There are some people who, no matter what they do, are just entertaining. They can turn the most mundane task into something comical, without even trying, and then when they switch their settings to "joker", they're larger than life. When the comedian and actor Tiffany Haddish was announcing the Oscar nominees – a stagnant and unnatural rigmarole – alongside Andy Serkis, the actor better known as Gollum, she knocked some craic out of a very straight job.
By exaggerating accents for names she couldn't pronounce, drawling out the midwestern tones whenever Three Billboards Outside Ebbing, Missouri was nominated and making Dunkirk sound like a shelved prototype of KerPlunk, she brought a lightness to a very stiff affair. And that is why we are nominating Haddish as our new VBF because she brings the lols wherever she goes.
Vanity Fair says that she is "the funniest person alive right now" and in November, she was the first black female comic to host Saturday Night Live. Ever. For this big gig, she reached out to Whoopi Goldberg for some advice, thinking she that had been a host at least once in the 36 years of career. She hadn't and this was her warning: "You the first, bitch, you better do a good job."
Sitcoms
The LA gal has been working her way up through various sitcoms since 2005 but she bombed her way into our lives and our hearts as the loud-mouthed and loose-living Dina, alongside Queen Latifah, Regina Hall and Jada Pinkett Smith, in 2017's Girls Trip. While the movie itself is like Marmite for anyone that endured/enjoyed it, Haddish steals every scene. Her natural charm is impossible to contain and, according to an interview she did with the New York Times, she was given the freedom to play around with her lines so up to 85 per cent of what we saw of her onscreen was all her. Having had a difficult childhood – she and her five young siblings spent three years in foster care after her stepfather tampered with the brakes of her mother's car, leading to an accident that caused permanent brain damage – she used humour as a shield. In 1997, when she was just 17 years old, her social worker offered her the ultimatum of a place in the Laugh Factory Comedy Camp, a camp for underprivileged children in and around Hollywood, or psychiatric therapy. She chose camp.

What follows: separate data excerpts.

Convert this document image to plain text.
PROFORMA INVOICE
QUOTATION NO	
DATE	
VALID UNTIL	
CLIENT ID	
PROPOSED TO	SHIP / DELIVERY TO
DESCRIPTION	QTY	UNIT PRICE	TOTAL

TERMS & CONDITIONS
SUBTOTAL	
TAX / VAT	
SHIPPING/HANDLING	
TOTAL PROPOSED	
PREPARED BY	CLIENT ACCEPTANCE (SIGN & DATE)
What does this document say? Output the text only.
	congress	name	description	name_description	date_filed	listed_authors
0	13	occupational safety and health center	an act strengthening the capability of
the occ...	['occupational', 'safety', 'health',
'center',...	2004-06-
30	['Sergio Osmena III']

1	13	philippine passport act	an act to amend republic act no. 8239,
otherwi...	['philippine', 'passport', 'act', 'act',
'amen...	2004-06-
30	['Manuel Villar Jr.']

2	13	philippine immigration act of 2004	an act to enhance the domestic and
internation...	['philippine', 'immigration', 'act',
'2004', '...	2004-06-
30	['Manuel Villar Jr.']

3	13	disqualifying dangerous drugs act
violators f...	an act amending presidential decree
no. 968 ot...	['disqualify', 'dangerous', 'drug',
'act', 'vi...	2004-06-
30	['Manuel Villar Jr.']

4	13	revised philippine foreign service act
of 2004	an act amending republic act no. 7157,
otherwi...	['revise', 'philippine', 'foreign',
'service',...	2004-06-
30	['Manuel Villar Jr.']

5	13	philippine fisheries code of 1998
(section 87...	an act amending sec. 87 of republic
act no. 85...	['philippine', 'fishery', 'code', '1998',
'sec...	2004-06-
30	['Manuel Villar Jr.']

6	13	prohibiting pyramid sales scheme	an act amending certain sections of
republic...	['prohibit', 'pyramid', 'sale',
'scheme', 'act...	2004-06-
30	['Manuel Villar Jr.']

Now at 38 years of age, she won the New York Film Critics Circle best supporting actress award and the American Black Film Festival Rising Icon Award for her performance in Girls Trip, her book The Last Black Unicorn is a New York Times bestseller and on top of announcing a stand-up tour and landing a role opposite Tracy Morgan in TBS' The Last OG, she just signed a two-year first look-deal with HBO. That means that anything she makes, they want it. It's all go. Haddish is the human definition of YOLO and it looks as though everything is falling beautifully and deservedly into place for her. Whether or not she's just being herself at a stuffy media gig or stealing yet another scene in her next TV project, we're the lucky ones who can just lap it all up.
Unfriending: It's remarkable that noted portrait photographer Annie Leibovitz can make some of the most aesthetically pleasing humans look like propped up corpses every year for her Vanity Fair Hollywood Issue spread. Lifeless and terribly photoshopped (Oprah has three hands in one of the photos), if they were your wedding photographer you'd demand your money back.